Selling your business allows you to cash out one of the biggest assets you likely have in your life: your business.

I've watched other friends and family members try to sell non-digital businesses and the process compared to selling an ecommerce company is night and day. Most small businesses are very localized and as such, are only marketed to a small localized group of buyers. Ecommerce businesses, on the other hand, are national (and often international) businesses that can be marketed to an enormous group of buyers. The result is there's a robust and fairly liquid market for ecommerce businesses and the process of selling your business is relatively easy.

Do you have any questions about selling your ecommerce business? Let me know in the comments section below.



Dave Bryant

Dave Bryant has been importing from China for over 10 years and has started numerous product brands. He sold his multi-million dollar ecommerce business in 2016 and create another 7-figure business within 18 months. He's also a former Amazon warehouse employee of one week.

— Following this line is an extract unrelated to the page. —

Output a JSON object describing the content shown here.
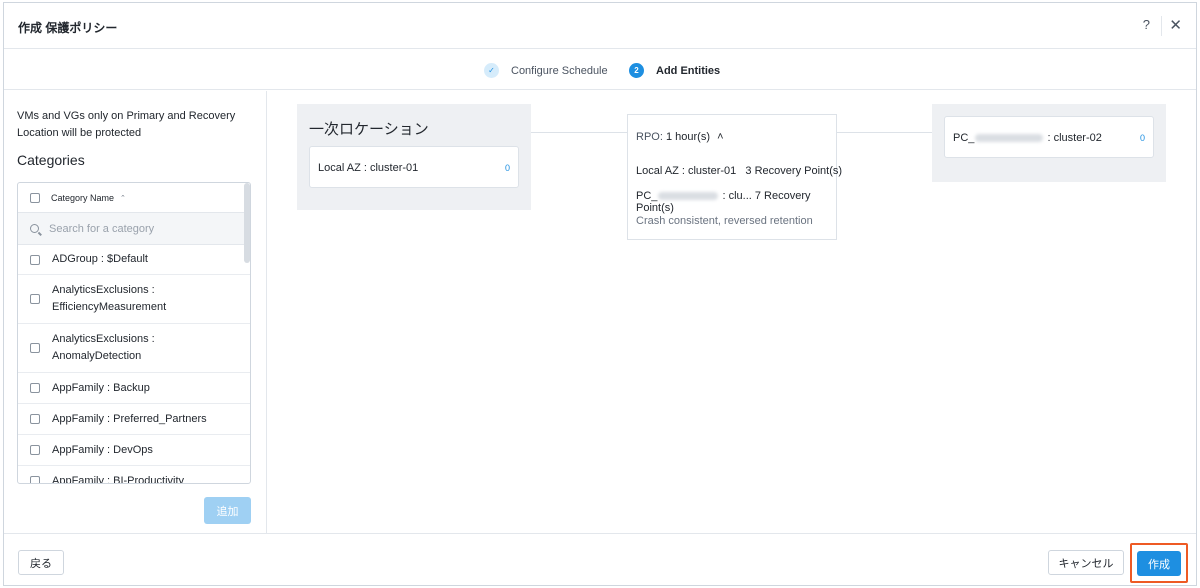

  1. How much of an impact does having multiple sales channels affect the selling price of a business?
    I would think that buyers wouldn’t be happy if your only sales channel was Amazon. What if you also sold on, your own website, etc?
    Also, what about having your products sold in brick and mortar stores? If my products are in several big box brand stores, I’m assuming my business would warrant a higher multiple.
    Have you guys ever considered getting your private label brands into retail stores?
    Thank you.

    1. Surprisingly, diversified online sales channels won’t affect your multiple that much. Brick and mortar is another story though. Can potentially have a bigger impact on your multiple.